AHL Content Statements

  • B3.3.1
    Adaptations for movement as a universal feature of living organisms

  • Students should explore the concept of movement by considering a range of organisms including one motile and one sessile species.
  • B3.3.2
    Sliding filament model of muscle contraction

  • Students should understand how a sarcomere contracts by the sliding of actin and myosin filaments.
  • B3.3.3
    Role of the protein titin and antagonistic muscles in muscle relaxation

  • The immense protein titin helps sarcomeres to recoil after stretching and also prevents overstretching.

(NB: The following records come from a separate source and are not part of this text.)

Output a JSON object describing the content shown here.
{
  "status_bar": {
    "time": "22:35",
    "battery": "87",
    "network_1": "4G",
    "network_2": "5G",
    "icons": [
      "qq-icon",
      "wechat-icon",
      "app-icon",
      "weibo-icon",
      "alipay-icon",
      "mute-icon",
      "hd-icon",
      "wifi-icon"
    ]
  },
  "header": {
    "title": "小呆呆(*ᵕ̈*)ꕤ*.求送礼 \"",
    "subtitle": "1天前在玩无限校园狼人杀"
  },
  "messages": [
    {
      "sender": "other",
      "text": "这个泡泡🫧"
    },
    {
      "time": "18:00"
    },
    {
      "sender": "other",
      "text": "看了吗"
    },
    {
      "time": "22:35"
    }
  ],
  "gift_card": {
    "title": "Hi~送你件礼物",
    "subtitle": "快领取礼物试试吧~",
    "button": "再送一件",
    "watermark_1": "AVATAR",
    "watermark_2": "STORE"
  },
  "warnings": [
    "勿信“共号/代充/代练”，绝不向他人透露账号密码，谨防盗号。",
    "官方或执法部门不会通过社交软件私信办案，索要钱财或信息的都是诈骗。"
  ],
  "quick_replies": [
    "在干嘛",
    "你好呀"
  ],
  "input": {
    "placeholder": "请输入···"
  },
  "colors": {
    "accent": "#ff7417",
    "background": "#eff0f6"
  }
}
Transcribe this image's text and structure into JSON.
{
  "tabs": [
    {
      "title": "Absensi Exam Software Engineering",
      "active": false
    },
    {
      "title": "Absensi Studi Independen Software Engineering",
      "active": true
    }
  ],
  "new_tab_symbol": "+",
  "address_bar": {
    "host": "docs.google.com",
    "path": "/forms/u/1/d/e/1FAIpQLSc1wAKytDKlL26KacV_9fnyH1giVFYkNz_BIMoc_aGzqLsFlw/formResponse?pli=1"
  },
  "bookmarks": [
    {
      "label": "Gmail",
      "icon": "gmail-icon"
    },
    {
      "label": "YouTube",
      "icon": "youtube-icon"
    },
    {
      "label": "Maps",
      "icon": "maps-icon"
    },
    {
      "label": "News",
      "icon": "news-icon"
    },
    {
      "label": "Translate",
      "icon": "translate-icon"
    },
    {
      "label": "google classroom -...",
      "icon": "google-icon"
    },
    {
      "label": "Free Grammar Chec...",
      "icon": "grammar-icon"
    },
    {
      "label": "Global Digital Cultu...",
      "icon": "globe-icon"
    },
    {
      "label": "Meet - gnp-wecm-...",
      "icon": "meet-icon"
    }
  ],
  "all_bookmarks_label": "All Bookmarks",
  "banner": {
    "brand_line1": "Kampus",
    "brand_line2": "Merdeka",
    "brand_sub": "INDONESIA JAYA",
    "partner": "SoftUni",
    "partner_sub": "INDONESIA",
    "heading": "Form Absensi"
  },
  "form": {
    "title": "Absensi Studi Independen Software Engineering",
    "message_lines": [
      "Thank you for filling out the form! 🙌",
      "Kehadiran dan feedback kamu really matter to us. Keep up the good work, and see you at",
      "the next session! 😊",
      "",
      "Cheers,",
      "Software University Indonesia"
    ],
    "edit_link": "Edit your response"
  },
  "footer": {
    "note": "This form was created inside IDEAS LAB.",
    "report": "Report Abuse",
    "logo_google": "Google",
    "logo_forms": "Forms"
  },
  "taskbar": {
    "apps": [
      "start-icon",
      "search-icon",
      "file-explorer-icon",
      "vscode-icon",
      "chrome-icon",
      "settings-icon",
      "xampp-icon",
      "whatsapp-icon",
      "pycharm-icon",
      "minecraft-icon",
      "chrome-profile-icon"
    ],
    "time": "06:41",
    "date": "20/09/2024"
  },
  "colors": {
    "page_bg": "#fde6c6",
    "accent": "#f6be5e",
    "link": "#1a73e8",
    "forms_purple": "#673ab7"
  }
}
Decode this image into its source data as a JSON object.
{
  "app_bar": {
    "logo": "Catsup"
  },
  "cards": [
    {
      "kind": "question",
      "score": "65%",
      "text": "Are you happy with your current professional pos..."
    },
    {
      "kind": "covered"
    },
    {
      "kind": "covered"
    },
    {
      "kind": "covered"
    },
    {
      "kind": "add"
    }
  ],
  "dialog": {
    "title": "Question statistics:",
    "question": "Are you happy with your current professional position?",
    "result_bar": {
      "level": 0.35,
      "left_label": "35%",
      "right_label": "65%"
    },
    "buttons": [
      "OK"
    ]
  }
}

Antagonistic muscles are needed because muscle tissue can only exert force when it contracts.
  • B3.3.4
    Structure and function of motor units in skeletal muscle

  • Include the motor neuron, muscle fibres and the neuromuscular junctions that connect them.
  • B3.3.5
    Roles of skeletons as anchorage for muscles and as levers

  • Students should appreciate that arthropods have exoskeletons and vertebrates have endoskeletons.
  • B3.3.6
    Movement at a synovial joint

  • Include the roles of bones, cartilage, synovial fluid, ligaments, muscles and tendons. Use the human hip joint as an example. Students are not required to name muscles and ligaments, but they should be able to name the femur and pelvis.
  • B3.3.7
    Range of motion of a joint

  • AOS: Students should compare the range of motion of a joint in a number of dimensions. Students should measure joint angles using computer analysis of images or a goniometer.
  • B3.3.8
    Internal and external intercostal muscles as an example of antagonistic muscle action to facilitate internal body movements

  • Students should appreciate that the different orientations of muscle fibres in the internal and external layers of intercostal muscles mean that they move the ribcage in opposite directions and that, when one of these layers contracts, it stretches the other, storing potential energy in the sarcomere protein titin.
  • B3.3.9
    Reasons for locomotion

  • Include foraging for food, escaping from danger, searching for a mate and migration, with at least one example of each.
  • B3.3.10
    Adaptations for swimming in marine mammals

  • Include streamlining, adaptation of limbs to form flippers and of the tail to form a fluke with up-and-down movement, and changes to the airways to allow periodic breathing between dives.
  • B2.3.9
    Adaptations of cardiac muscle cells and striated muscle fibres

  • Include the presence of contractile myofibrils in both muscle types and hypotheses for these differences: branching (branched or unbranched), and length and numbers of nuclei. Also include a discussion of whether a striated muscle fibre is a cell.